In defense of St. Paul, we need to keep in mind that his experience of Christ and of Christianity differed from the original apostles.   Paul is the first Christian leader to emerge from outside of the original inner circle of disciples (the Twelve or the Seventy).  He didn’t experience the initial fear that those first disciples felt immediately on the day of Jesus’ crucifixion.   The first disciples hid behind closed doors in terror of themselves being persecuted or killed because of being the followers of Christ.  The first disciples had reason to fear not only their fellow Jewish compatriots, but also the Roman government which had carried out the execution of Jesus.

St. Paul on the other hand claimed to be a Roman citizen and so unlike the original disciples he may have felt some protection by the Romans, not just threatened by them.   St. Paul does not in his writing express the hatred for Rome that is an undercurrent in the Gospels.   Additionally St. Paul was part of the Jewish authority persecuting the Christians, so he wouldn’t have felt threatened by the Jews in the way the original disciples did. 

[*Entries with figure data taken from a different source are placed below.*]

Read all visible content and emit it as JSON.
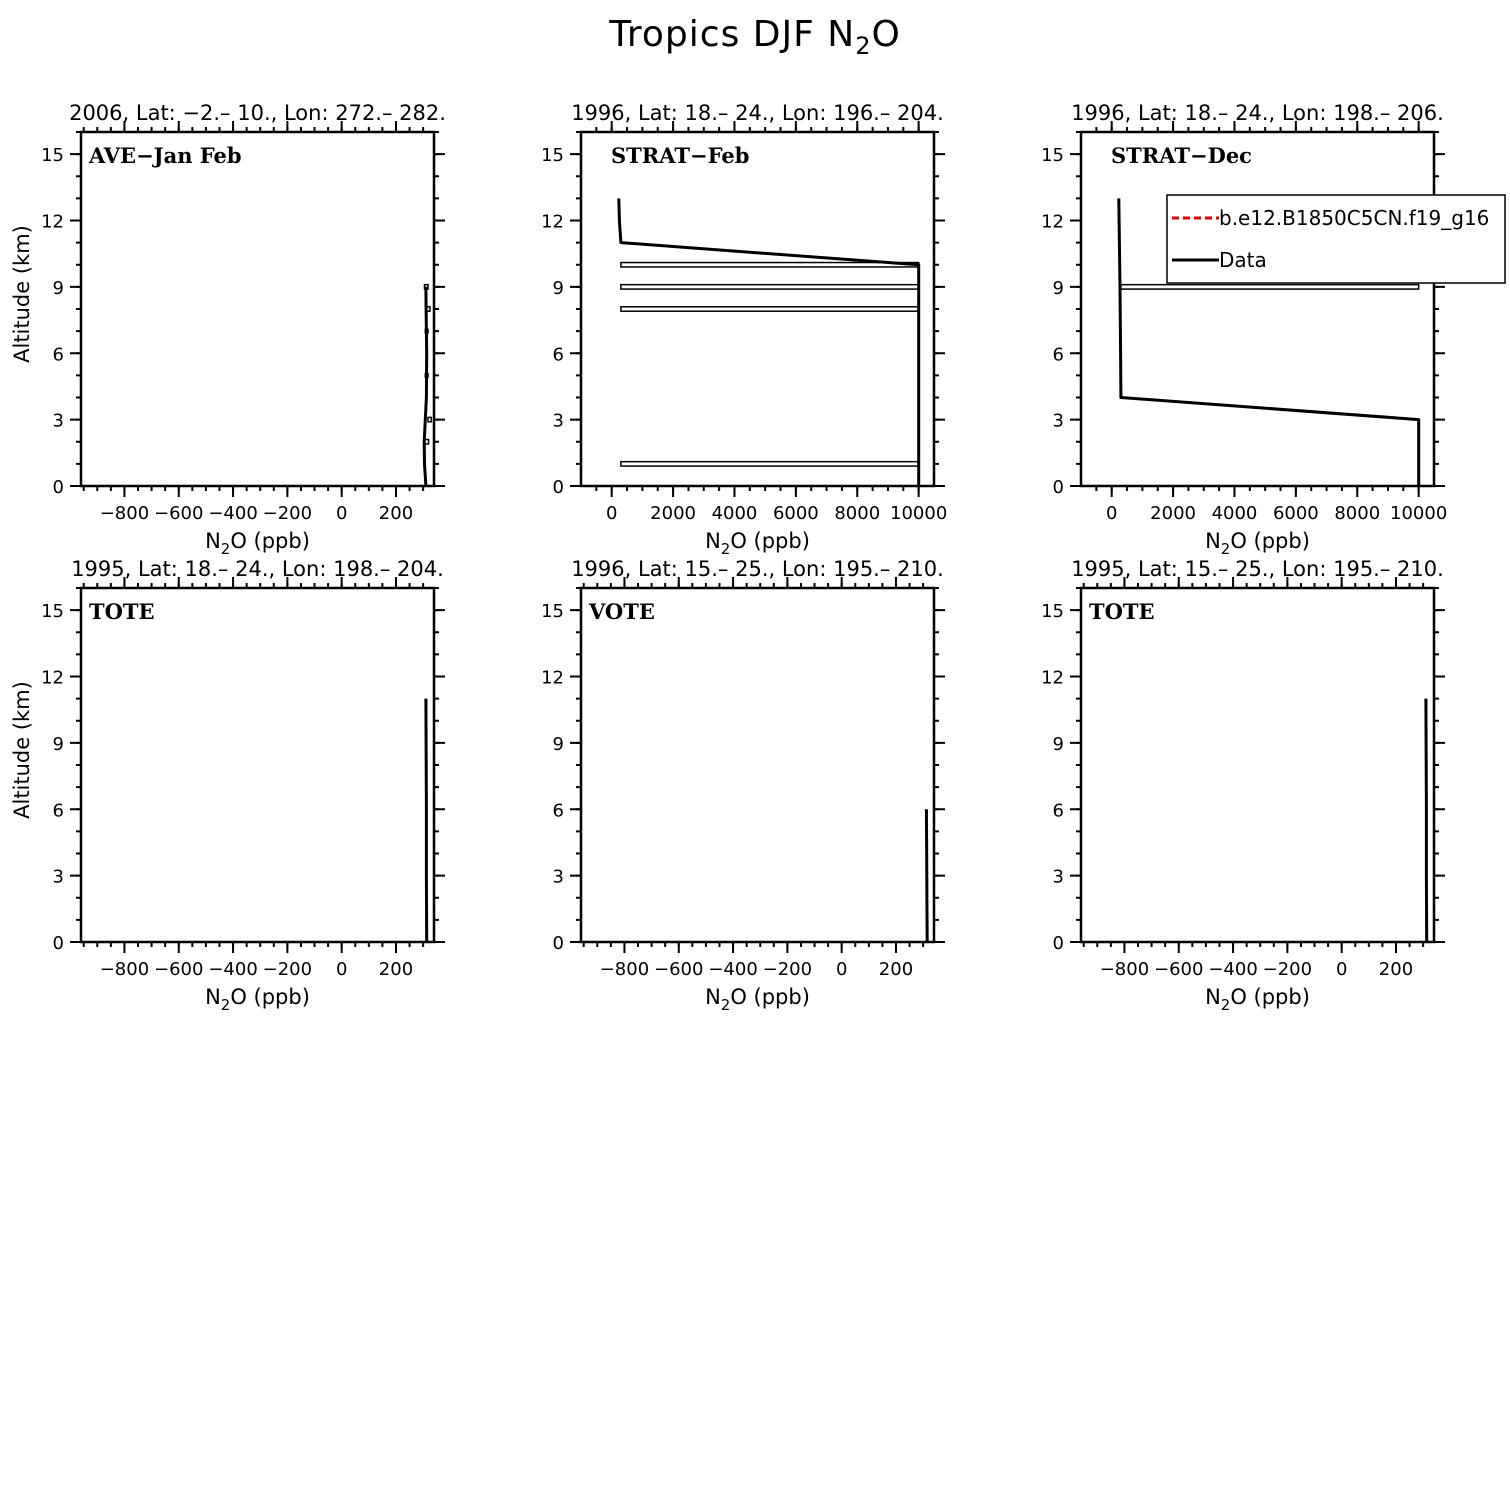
{
  "figure": {
    "title_main": "Tropics DJF N",
    "title_sub": "2",
    "title_tail": "O"
  },
  "legend": {
    "entries": [
      {
        "label": "b.e12.B1850C5CN.f19_g16",
        "color": "#e00000",
        "dash": true
      },
      {
        "label": "Data",
        "color": "#000000",
        "dash": false
      }
    ]
  },
  "chart_data": [
    {
      "type": "line",
      "title": "2006, Lat: −2.– 10., Lon: 272.– 282.",
      "label": "AVE−Jan Feb",
      "xlabel": {
        "main": "N",
        "sub": "2",
        "tail": "O (ppb)"
      },
      "ylabel": "Altitude (km)",
      "xlim": [
        -960,
        340
      ],
      "ylim": [
        0,
        16
      ],
      "xticks": [
        -800,
        -600,
        -400,
        -200,
        0,
        200
      ],
      "xtick_labels": [
        "−800",
        "−600",
        "−400",
        "−200",
        "0",
        "200"
      ],
      "xminor": 50,
      "yticks": [
        0,
        3,
        6,
        9,
        12,
        15
      ],
      "ytick_labels": [
        "0",
        "3",
        "6",
        "9",
        "12",
        "15"
      ],
      "yminor": 1,
      "series": [
        {
          "name": "Data",
          "color": "#000000",
          "x": [
            310,
            305,
            304,
            308,
            312,
            313,
            311,
            310
          ],
          "y": [
            0,
            1,
            2,
            3,
            4,
            6,
            8,
            9
          ]
        }
      ],
      "boxes": [
        {
          "x": [
            305,
            320
          ],
          "y": 2,
          "h": 0.2
        },
        {
          "x": [
            318,
            330
          ],
          "y": 3,
          "h": 0.2
        },
        {
          "x": [
            308,
            318
          ],
          "y": 5,
          "h": 0.15
        },
        {
          "x": [
            308,
            318
          ],
          "y": 7,
          "h": 0.15
        },
        {
          "x": [
            312,
            325
          ],
          "y": 8,
          "h": 0.2
        },
        {
          "x": [
            305,
            318
          ],
          "y": 9,
          "h": 0.2
        }
      ],
      "legend": false
    },
    {
      "type": "line",
      "title": "1996, Lat: 18.– 24., Lon: 196.– 204.",
      "label": "STRAT−Feb",
      "xlabel": {
        "main": "N",
        "sub": "2",
        "tail": "O (ppb)"
      },
      "ylabel": "",
      "xlim": [
        -1000,
        10500
      ],
      "ylim": [
        0,
        16
      ],
      "xticks": [
        0,
        2000,
        4000,
        6000,
        8000,
        10000
      ],
      "xtick_labels": [
        "0",
        "2000",
        "4000",
        "6000",
        "8000",
        "10000"
      ],
      "xminor": 500,
      "yticks": [
        0,
        3,
        6,
        9,
        12,
        15
      ],
      "ytick_labels": [
        "0",
        "3",
        "6",
        "9",
        "12",
        "15"
      ],
      "yminor": 1,
      "series": [
        {
          "name": "Data",
          "color": "#000000",
          "x": [
            10000,
            10000,
            300,
            250,
            230
          ],
          "y": [
            0,
            10,
            11,
            12,
            13
          ]
        }
      ],
      "boxes": [
        {
          "x": [
            300,
            10000
          ],
          "y": 1,
          "h": 0.2
        },
        {
          "x": [
            300,
            10000
          ],
          "y": 8,
          "h": 0.2
        },
        {
          "x": [
            300,
            10000
          ],
          "y": 9,
          "h": 0.2
        },
        {
          "x": [
            300,
            10000
          ],
          "y": 10,
          "h": 0.2
        }
      ],
      "legend": false
    },
    {
      "type": "line",
      "title": "1996, Lat: 18.– 24., Lon: 198.– 206.",
      "label": "STRAT−Dec",
      "xlabel": {
        "main": "N",
        "sub": "2",
        "tail": "O (ppb)"
      },
      "ylabel": "",
      "xlim": [
        -1000,
        10500
      ],
      "ylim": [
        0,
        16
      ],
      "xticks": [
        0,
        2000,
        4000,
        6000,
        8000,
        10000
      ],
      "xtick_labels": [
        "0",
        "2000",
        "4000",
        "6000",
        "8000",
        "10000"
      ],
      "xminor": 500,
      "yticks": [
        0,
        3,
        6,
        9,
        12,
        15
      ],
      "ytick_labels": [
        "0",
        "3",
        "6",
        "9",
        "12",
        "15"
      ],
      "yminor": 1,
      "series": [
        {
          "name": "Data",
          "color": "#000000",
          "x": [
            10000,
            10000,
            300,
            290,
            270,
            250,
            230
          ],
          "y": [
            0,
            3,
            4,
            6,
            9,
            11,
            13
          ]
        }
      ],
      "boxes": [
        {
          "x": [
            300,
            10000
          ],
          "y": 9,
          "h": 0.2
        }
      ],
      "legend": true
    },
    {
      "type": "line",
      "title": "1995, Lat: 18.– 24., Lon: 198.– 204.",
      "label": "TOTE",
      "xlabel": {
        "main": "N",
        "sub": "2",
        "tail": "O (ppb)"
      },
      "ylabel": "Altitude (km)",
      "xlim": [
        -960,
        340
      ],
      "ylim": [
        0,
        16
      ],
      "xticks": [
        -800,
        -600,
        -400,
        -200,
        0,
        200
      ],
      "xtick_labels": [
        "−800",
        "−600",
        "−400",
        "−200",
        "0",
        "200"
      ],
      "xminor": 50,
      "yticks": [
        0,
        3,
        6,
        9,
        12,
        15
      ],
      "ytick_labels": [
        "0",
        "3",
        "6",
        "9",
        "12",
        "15"
      ],
      "yminor": 1,
      "series": [
        {
          "name": "Data",
          "color": "#000000",
          "x": [
            313,
            312,
            312,
            311,
            310
          ],
          "y": [
            0,
            3,
            6,
            9,
            11
          ]
        }
      ],
      "boxes": [],
      "legend": false
    },
    {
      "type": "line",
      "title": "1996, Lat: 15.– 25., Lon: 195.– 210.",
      "label": "VOTE",
      "xlabel": {
        "main": "N",
        "sub": "2",
        "tail": "O (ppb)"
      },
      "ylabel": "",
      "xlim": [
        -960,
        340
      ],
      "ylim": [
        0,
        16
      ],
      "xticks": [
        -800,
        -600,
        -400,
        -200,
        0,
        200
      ],
      "xtick_labels": [
        "−800",
        "−600",
        "−400",
        "−200",
        "0",
        "200"
      ],
      "xminor": 50,
      "yticks": [
        0,
        3,
        6,
        9,
        12,
        15
      ],
      "ytick_labels": [
        "0",
        "3",
        "6",
        "9",
        "12",
        "15"
      ],
      "yminor": 1,
      "series": [
        {
          "name": "Data",
          "color": "#000000",
          "x": [
            315,
            314,
            313,
            312
          ],
          "y": [
            0,
            2,
            4,
            6
          ]
        }
      ],
      "boxes": [],
      "legend": false
    },
    {
      "type": "line",
      "title": "1995, Lat: 15.– 25., Lon: 195.– 210.",
      "label": "TOTE",
      "xlabel": {
        "main": "N",
        "sub": "2",
        "tail": "O (ppb)"
      },
      "ylabel": "",
      "xlim": [
        -960,
        340
      ],
      "ylim": [
        0,
        16
      ],
      "xticks": [
        -800,
        -600,
        -400,
        -200,
        0,
        200
      ],
      "xtick_labels": [
        "−800",
        "−600",
        "−400",
        "−200",
        "0",
        "200"
      ],
      "xminor": 50,
      "yticks": [
        0,
        3,
        6,
        9,
        12,
        15
      ],
      "ytick_labels": [
        "0",
        "3",
        "6",
        "9",
        "12",
        "15"
      ],
      "yminor": 1,
      "series": [
        {
          "name": "Data",
          "color": "#000000",
          "x": [
            313,
            312,
            312,
            311,
            310
          ],
          "y": [
            0,
            3,
            6,
            9,
            11
          ]
        }
      ],
      "boxes": [],
      "legend": false
    }
  ]
}
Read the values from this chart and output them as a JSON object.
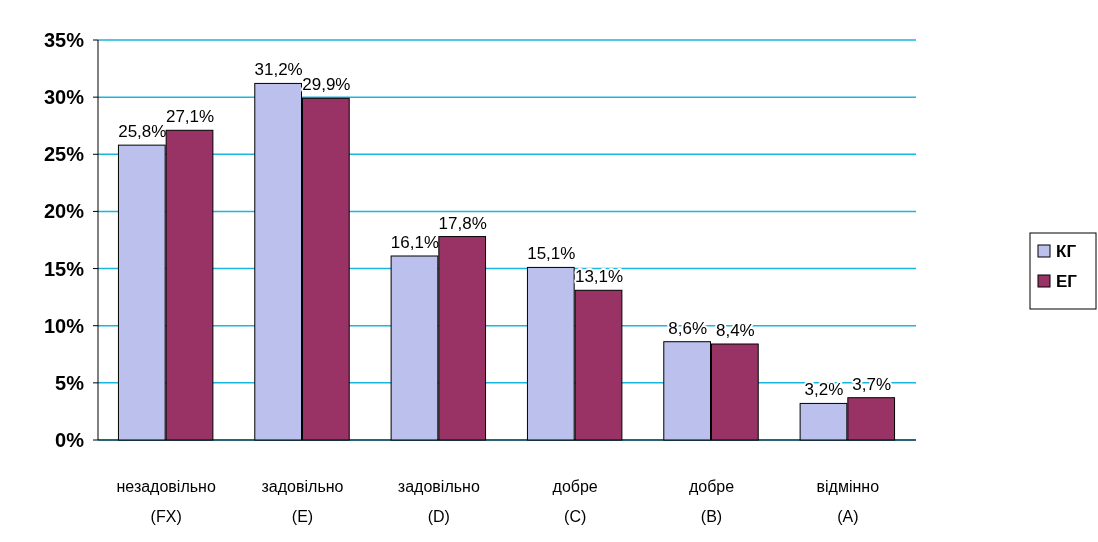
{
  "chart_data": {
    "type": "bar",
    "categories": [
      "незадовільно\n(FX)",
      "задовільно\n(E)",
      "задовільно\n(D)",
      "добре\n(C)",
      "добре\n(B)",
      "відмінно\n(A)"
    ],
    "series": [
      {
        "name": "КГ",
        "color": "#bcc0ec",
        "values": [
          25.8,
          31.2,
          16.1,
          15.1,
          8.6,
          3.2
        ],
        "value_labels": [
          "25,8%",
          "31,2%",
          "16,1%",
          "15,1%",
          "8,6%",
          "3,2%"
        ]
      },
      {
        "name": "ЕГ",
        "color": "#993366",
        "values": [
          27.1,
          29.9,
          17.8,
          13.1,
          8.4,
          3.7
        ],
        "value_labels": [
          "27,1%",
          "29,9%",
          "17,8%",
          "13,1%",
          "8,4%",
          "3,7%"
        ]
      }
    ],
    "ylim": [
      0,
      35
    ],
    "yticks": [
      {
        "value": 0,
        "label": "0%"
      },
      {
        "value": 5,
        "label": "5%"
      },
      {
        "value": 10,
        "label": "10%"
      },
      {
        "value": 15,
        "label": "15%"
      },
      {
        "value": 20,
        "label": "20%"
      },
      {
        "value": 25,
        "label": "25%"
      },
      {
        "value": 30,
        "label": "30%"
      },
      {
        "value": 35,
        "label": "35%"
      }
    ],
    "grid": true,
    "legend": "right"
  }
}
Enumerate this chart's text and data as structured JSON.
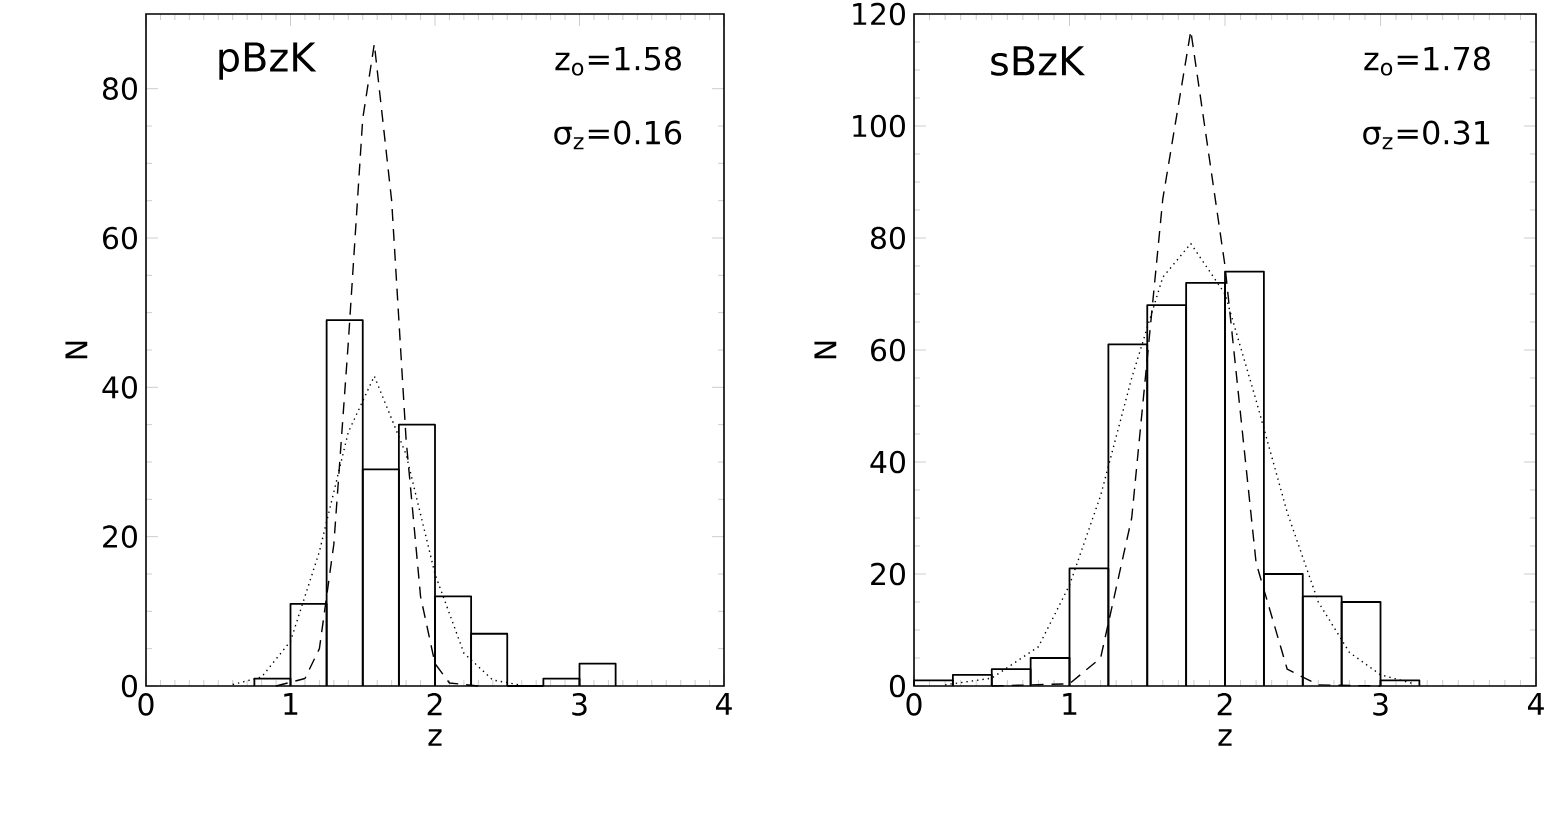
{
  "chart_data": [
    {
      "type": "histogram",
      "xlabel": "z",
      "ylabel": "N",
      "color": "#000000",
      "bins": [
        0.75,
        1.0,
        1.25,
        1.5,
        1.75,
        2.0,
        2.25,
        2.5,
        2.75,
        3.0,
        3.25
      ],
      "values": [
        1,
        11,
        49,
        29,
        35,
        12,
        7,
        0,
        1,
        3
      ],
      "series": [
        {
          "type": "line",
          "line_style": "dashed",
          "color": "#000000",
          "x": [
            0.9,
            1.1,
            1.2,
            1.3,
            1.4,
            1.5,
            1.58,
            1.7,
            1.8,
            1.9,
            2.0,
            2.1,
            2.3
          ],
          "values": [
            0,
            1,
            5,
            19,
            46,
            76,
            86,
            65,
            33,
            12,
            3,
            0.4,
            0
          ]
        },
        {
          "type": "line",
          "line_style": "dotted",
          "color": "#000000",
          "x": [
            0.6,
            0.8,
            1.0,
            1.2,
            1.4,
            1.58,
            1.8,
            2.0,
            2.2,
            2.4,
            2.6
          ],
          "values": [
            0.2,
            1.2,
            6,
            18,
            34,
            41.5,
            31,
            15,
            4.4,
            0.8,
            0.1
          ]
        }
      ],
      "annotations": [
        "pBzK",
        "z$_{o}$=1.58",
        "σ$_{z}$=0.16"
      ],
      "xlim": [
        0,
        4
      ],
      "xticks": [
        0,
        1,
        2,
        3,
        4
      ],
      "ylim": [
        0,
        90
      ],
      "yticks": [
        0,
        20,
        40,
        60,
        80
      ]
    },
    {
      "type": "histogram",
      "xlabel": "z",
      "ylabel": "N",
      "color": "#000000",
      "bins": [
        0.0,
        0.25,
        0.5,
        0.75,
        1.0,
        1.25,
        1.5,
        1.75,
        2.0,
        2.25,
        2.5,
        2.75,
        3.0,
        3.25
      ],
      "values": [
        1,
        2,
        3,
        5,
        21,
        61,
        68,
        72,
        74,
        20,
        16,
        15,
        1
      ],
      "series": [
        {
          "type": "line",
          "line_style": "dashed",
          "color": "#000000",
          "x": [
            0.5,
            1.0,
            1.2,
            1.4,
            1.6,
            1.78,
            2.0,
            2.2,
            2.4,
            2.6,
            3.0
          ],
          "values": [
            0,
            0.4,
            5,
            30,
            87,
            117,
            75,
            22,
            3,
            0.2,
            0
          ]
        },
        {
          "type": "line",
          "line_style": "dotted",
          "color": "#000000",
          "x": [
            0.2,
            0.5,
            0.8,
            1.0,
            1.2,
            1.4,
            1.6,
            1.78,
            2.0,
            2.2,
            2.4,
            2.6,
            2.8,
            3.0,
            3.2
          ],
          "values": [
            0.2,
            1.4,
            7,
            18,
            34,
            55,
            73,
            79,
            70,
            51,
            31,
            15,
            6,
            2,
            0.5
          ]
        }
      ],
      "annotations": [
        "sBzK",
        "z$_{o}$=1.78",
        "σ$_{z}$=0.31"
      ],
      "xlim": [
        0,
        4
      ],
      "xticks": [
        0,
        1,
        2,
        3,
        4
      ],
      "ylim": [
        0,
        120
      ],
      "yticks": [
        0,
        20,
        40,
        60,
        80,
        100,
        120
      ]
    }
  ]
}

St. Paul represented a new generation of leadership – one which felt emboldened by the Resurrection and not so threatened by being a bearer of the Gospel.   St. Paul would soon experience the rejection  of and persecution by both his fellow Jews and by his fellow Roman citizens.  But Paul’s early embrace of Christ was shaped by his sudden encounter with the Risen Lord, not by three years of slow discipling that abruptly ended with the execution of the Master.    As one who received the Gospel of the Risen Lord and was converted by it, rather than as one who had been a disciple who experienced the death of Christ before His Resurrection, Paul’s path to becoming a Christian was different than that of the original disciples.  Remember,   the original disciples were reluctant at first to receive Paul.  St. Paul experienced and valued the notion of grace, of having received undeservedly the favor of God, and so was eager to share his received faith with others – he understood himself as having been grafted onto the original branch.    His life as a Christian came only sometime after the Resurrection of Christ and after Pentecost.  The disciples still were working through their own experience of the crucifixion of their Master, their own failure to believe, and the change that the coming of the Holy Spirit on Pentecost had meant for them.

St. Paul did not alter the Gospel message, but he seems to have grasped its implication for the world and for Jews who embraced Christ, and was willing to challenge the pre-Christian worldview which was still in play among the first Jewish Christians.  He was a true Apostle of the Lord who received the hand of fellowship from Christ’s own chosen disciples.